Ethiopia declares election success

With Nigeria’s ruling party losing power and Ghana’s opposition also dreaming of dethroning the incumbents, in eastern Africa, long-time ruling parties are holding on firmly. 
Ethiopia’s government declared Sunday’s parliamentary elections a success with more than 90% of the electorate casting their ballots, as opposition politicians said their supporters were harassed and intimidated.
“The turnout was huge,” Communications Minister, Redwan Hussein said in a phone interview on Monday from the capital, Addis Ababa. “The process was calm and very peaceful.”

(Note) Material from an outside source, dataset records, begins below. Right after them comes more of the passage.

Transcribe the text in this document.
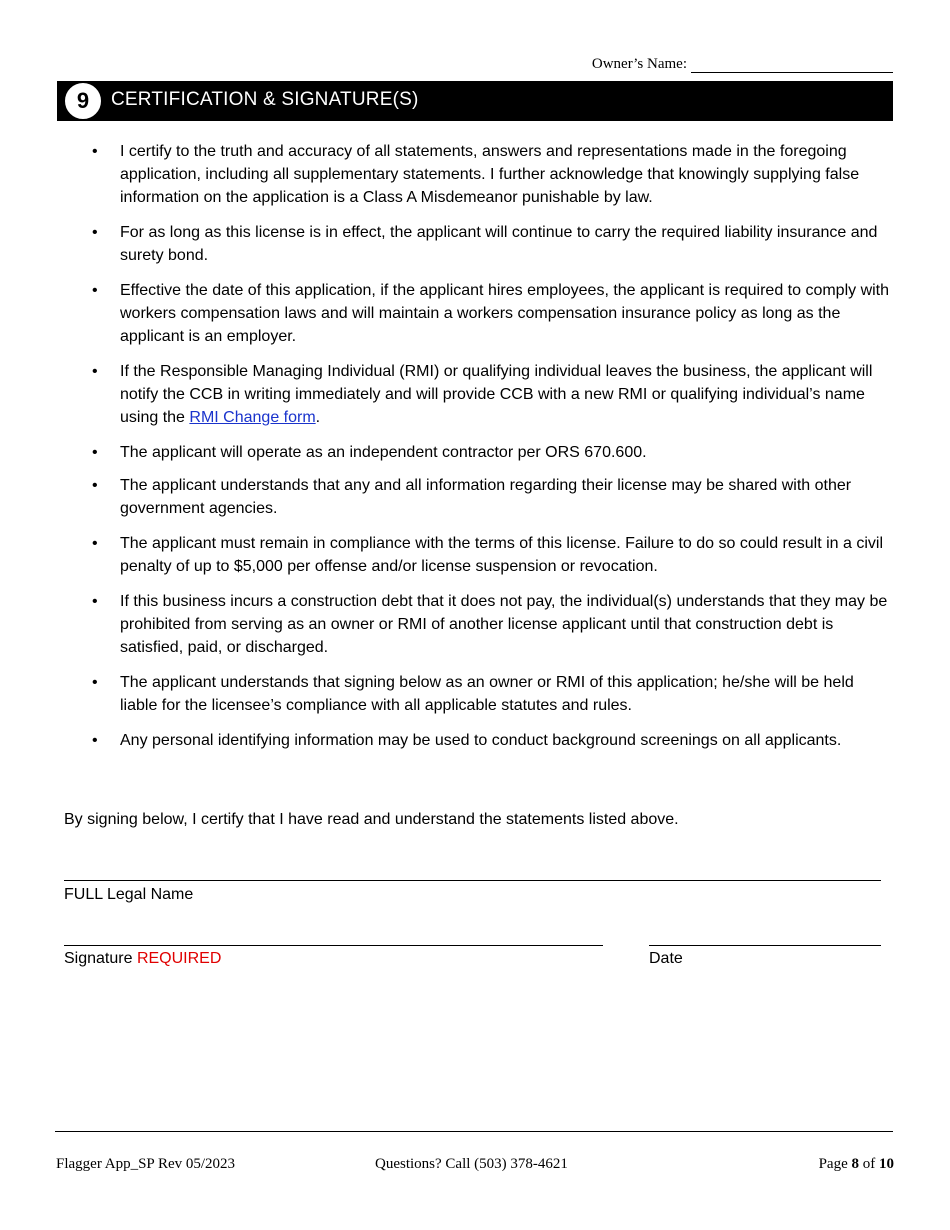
Owner’s Name:
9	CERTIFICATION & SIGNATURE(S)
• I certify to the truth and accuracy of all statements, answers and representations made in the foregoing application, including all supplementary statements. I further acknowledge that knowingly supplying false information on the application is a Class A Misdemeanor punishable by law.
• For as long as this license is in effect, the applicant will continue to carry the required liability insurance and surety bond.
• Effective the date of this application, if the applicant hires employees, the applicant is required to comply with workers compensation laws and will maintain a workers compensation insurance policy as long as the applicant is an employer.
• If the Responsible Managing Individual (RMI) or qualifying individual leaves the business, the applicant will notify the CCB in writing immediately and will provide CCB with a new RMI or qualifying individual’s name using the RMI Change form.
• The applicant will operate as an independent contractor per ORS 670.600.
• The applicant understands that any and all information regarding their license may be shared with other government agencies.
• The applicant must remain in compliance with the terms of this license. Failure to do so could result in a civil penalty of up to $5,000 per offense and/or license suspension or revocation.
• If this business incurs a construction debt that it does not pay, the individual(s) understands that they may be prohibited from serving as an owner or RMI of another license applicant until that construction debt is satisfied, paid, or discharged.
• The applicant understands that signing below as an owner or RMI of this application; he/she will be held liable for the licensee’s compliance with all applicable statutes and rules.
• Any personal identifying information may be used to conduct background screenings on all applicants.
By signing below, I certify that I have read and understand the statements listed above.
FULL Legal Name
Signature REQUIRED	Date
Flagger App_SP Rev 05/2023	Questions? Call (503) 378-4621	Page 8 of 10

Almost 37 million people were registered to vote for lawmakers in the Horn of Africa nation’s 547-seat parliament. The ruling Ethiopian Peoples’ Revolutionary Democratic Front (EPRDF) won all but one seat in the legislature in the last vote in 2010 and a majority in the latest election is a “foregone conclusion,” said Dereje Feyissa Dori, Africa research director at the International Law and Policy Institute in Norway.
Opposition election observers were harassed and voters intimidated in Ethiopia’s central Oromia region, said Merera Gudina, a leader from the Medrek coalition, the ruling party’s main challenger. “Much of it is a robbery,” he said in an interview in Ambo, 100 kilometers (62 miles) west of Addis Ababa.
There were only isolated problems, including a Medrek observer getting injured in the West Shewa Zone of Oromia, said Redwan. “There may been some hiccups, but if you look at the country situation overall there is no pattern,” he said.

The electoral board may announce preliminary results on Monday, Arkebe Oqubay, a special adviser to the prime minister, said by mobile-phone text message.